The 87-year-old former Cabinet minister spoke out after it emerged that the Prime Minister may announce in his speech to conference tomorrow that one million better- off families should pay the new tax.

The move to target higher rate tax payers could come in as early as the next Budget in Spring.

More than seven million families claim the benefit, but ministers have long believed that many middle-class parents simply do not need it. Taxing it could raise up to pounds 2bn a year without sacrificing the principle of universality, ministers believe.

However, Baroness Castle said: "Why pick on child benefit? The principle behind a good welfare state is that the benefits are universal."

Although many middle class parents claimed that they were willing to give up child benefit, those same people were the ones who eagerly grabbed the Tory tax cuts, she added.

Baroness Castle said that she wasn't optimistic that the new party conference arrangements would allow delegates to oppose the plans.

John Prescott, the deputy Prime Minister, was interviewed on BBC1's Breakfast With Frost yesterday and asked if the tax would be brought in.

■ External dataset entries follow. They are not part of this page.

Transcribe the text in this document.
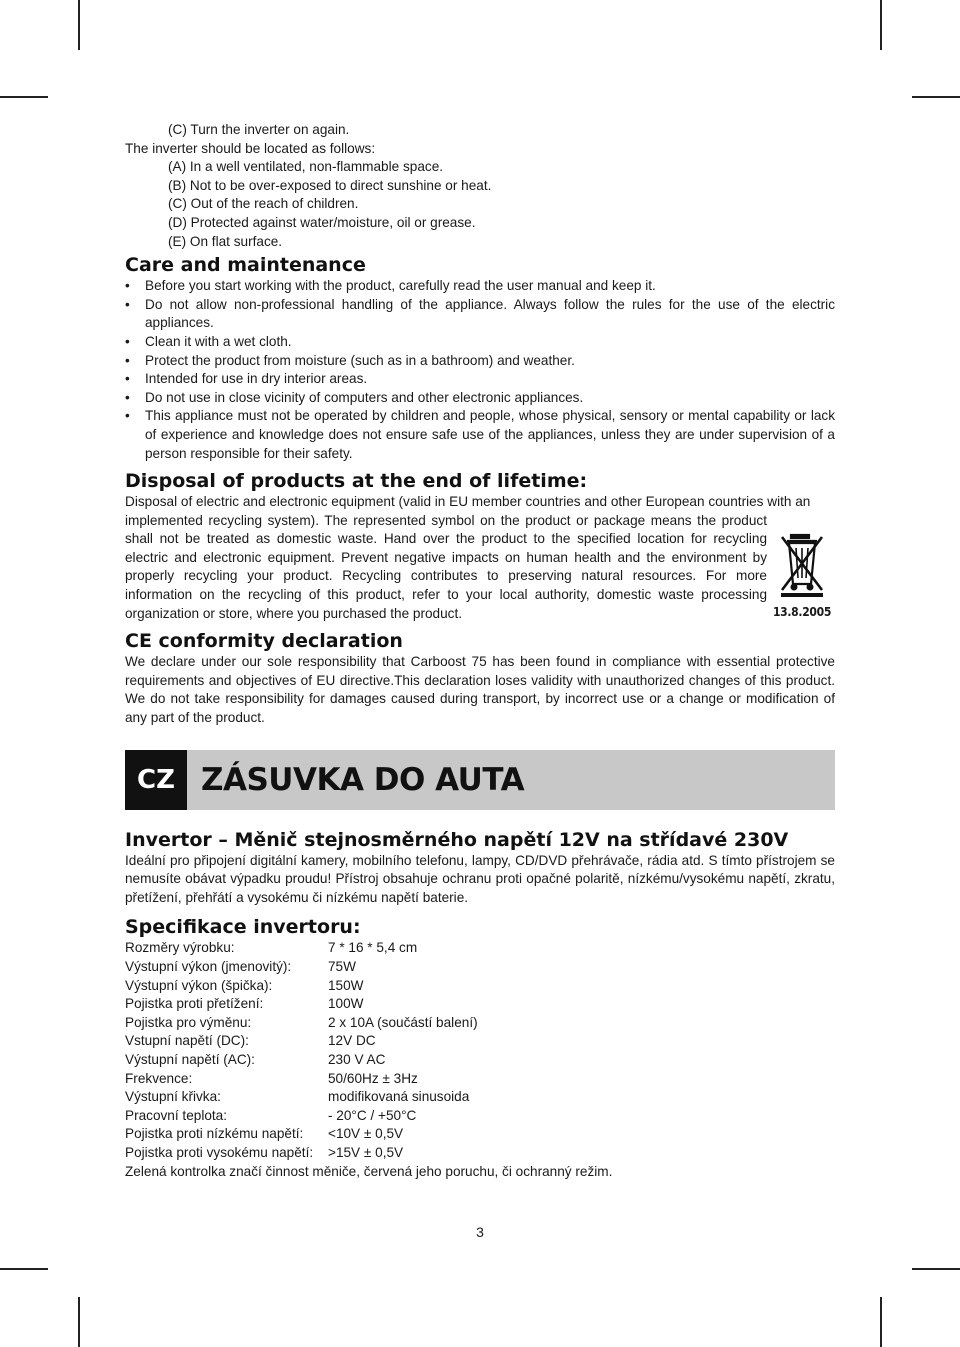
(C) Turn the inverter on again.
The inverter should be located as follows:
(A) In a well ventilated, non-flammable space.
(B) Not to be over-exposed to direct sunshine or heat.
(C) Out of the reach of children.
(D) Protected against water/moisture, oil or grease.
(E) On flat surface.
Care and maintenance
•	Before you start working with the product, carefully read the user manual and keep it.
•	Do not allow non-professional handling of the appliance. Always follow the rules for the use of the electric appliances.
•	Clean it with a wet cloth.
•	Protect the product from moisture (such as in a bathroom) and weather.
•	Intended for use in dry interior areas.
•	Do not use in close vicinity of computers and other electronic appliances.
•	This appliance must not be operated by children and people, whose physical, sensory or mental capability or lack of experience and knowledge does not ensure safe use of the appliances, unless they are under supervision of a person responsible for their safety.
Disposal of products at the end of lifetime:
Disposal of electric and electronic equipment (valid in EU member countries and other European countries with an
implemented recycling system). The represented symbol on the product or package means the product shall not be treated as domestic waste. Hand over the product to the specified location for recycling electric and electronic equipment. Prevent negative impacts on human health and the environment by properly recycling your product. Recycling contributes to preserving natural resources. For more information on the recycling of this product, refer to your local authority, domestic waste processing organization or store, where you purchased the product.	13.8.2005
CE conformity declaration
We declare under our sole responsibility that Carboost 75 has been found in compliance with essential protective requirements and objectives of EU directive.This declaration loses validity with unauthorized changes of this product. We do not take responsibility for damages caused during transport, by incorrect use or a change or modification of any part of the product.
CZ ZÁSUVKA DO AUTA
Invertor – Měnič stejnosměrného napětí 12V na střídavé 230V
Ideální pro připojení digitální kamery, mobilního telefonu, lampy, CD/DVD přehrávače, rádia atd. S tímto přístrojem se nemusíte obávat výpadku proudu! Přístroj obsahuje ochranu proti opačné polaritě, nízkému/vysokému napětí, zkratu, přetížení, přehřátí a vysokému či nízkému napětí baterie.
Specifikace invertoru:
Rozměry výrobku:	7 * 16 * 5,4 cm
Výstupní výkon (jmenovitý):	75W
Výstupní výkon (špička):	150W
Pojistka proti přetížení:	100W
Pojistka pro výměnu:	2 x 10A (součástí balení)
Vstupní napětí (DC):	12V DC
Výstupní napětí (AC):	230 V AC
Frekvence:	50/60Hz ± 3Hz
Výstupní křivka:	modifikovaná sinusoida
Pracovní teplota:	- 20°C / +50°C
Pojistka proti nízkému napětí:	<10V ± 0,5V
Pojistka proti vysokému napětí:	>15V ± 0,5V
Zelená kontrolka značí činnost měniče, červená jeho poruchu, či ochranný režim.
3
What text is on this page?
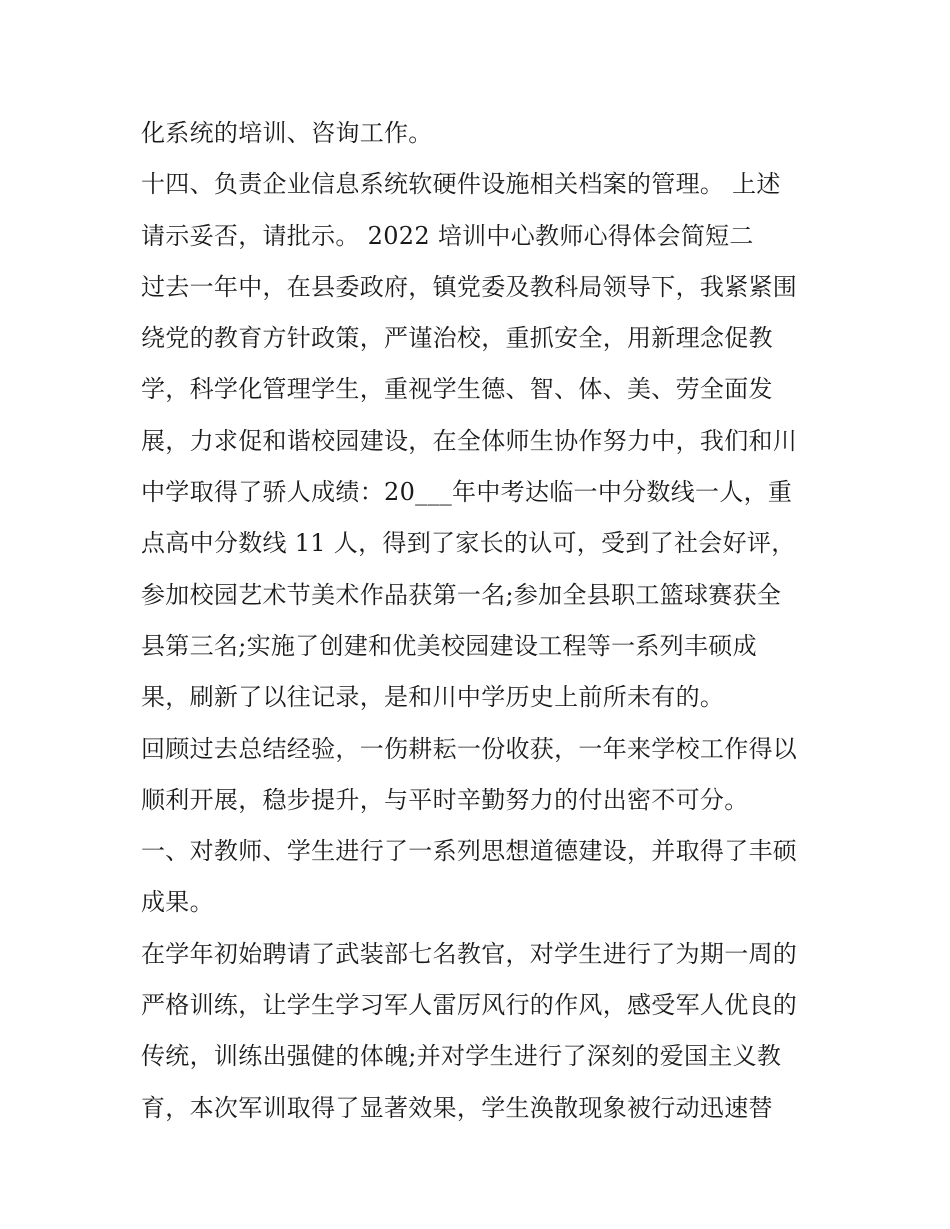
化系统的培训、咨询工作。
十四、负责企业信息系统软硬件设施相关档案的管理。 上述
请示妥否，请批示。 2022 培训中心教师心得体会简短二
过去一年中，在县委政府，镇党委及教科局领导下，我紧紧围
绕党的教育方针政策，严谨治校，重抓安全，用新理念促教
学，科学化管理学生，重视学生德、智、体、美、劳全面发
展，力求促和谐校园建设，在全体师生协作努力中，我们和川
中学取得了骄人成绩：20___年中考达临一中分数线一人，重
点高中分数线 11 人，得到了家长的认可，受到了社会好评，
参加校园艺术节美术作品获第一名;参加全县职工篮球赛获全
县第三名;实施了创建和优美校园建设工程等一系列丰硕成
果，刷新了以往记录，是和川中学历史上前所未有的。
回顾过去总结经验，一伤耕耘一份收获，一年来学校工作得以
顺利开展，稳步提升，与平时辛勤努力的付出密不可分。
一、对教师、学生进行了一系列思想道德建设，并取得了丰硕
成果。
在学年初始聘请了武装部七名教官，对学生进行了为期一周的
严格训练，让学生学习军人雷厉风行的作风，感受军人优良的
传统，训练出强健的体魄;并对学生进行了深刻的爱国主义教
育，本次军训取得了显著效果，学生涣散现象被行动迅速替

He said: "I don't know. That's Tony Blair's speech. This will have to wait until Tony makes his speech."

Rodney Bickerstaffe, general secretary of Unison, the public services union, told the programme: "If we're talking about clawing back money on child benefit, the principle of income tax is where the money should be clawed back. We are a very rich nation."

Ken Livingstone, the MP for Brent East, also suggested the rich should pay higher income tax.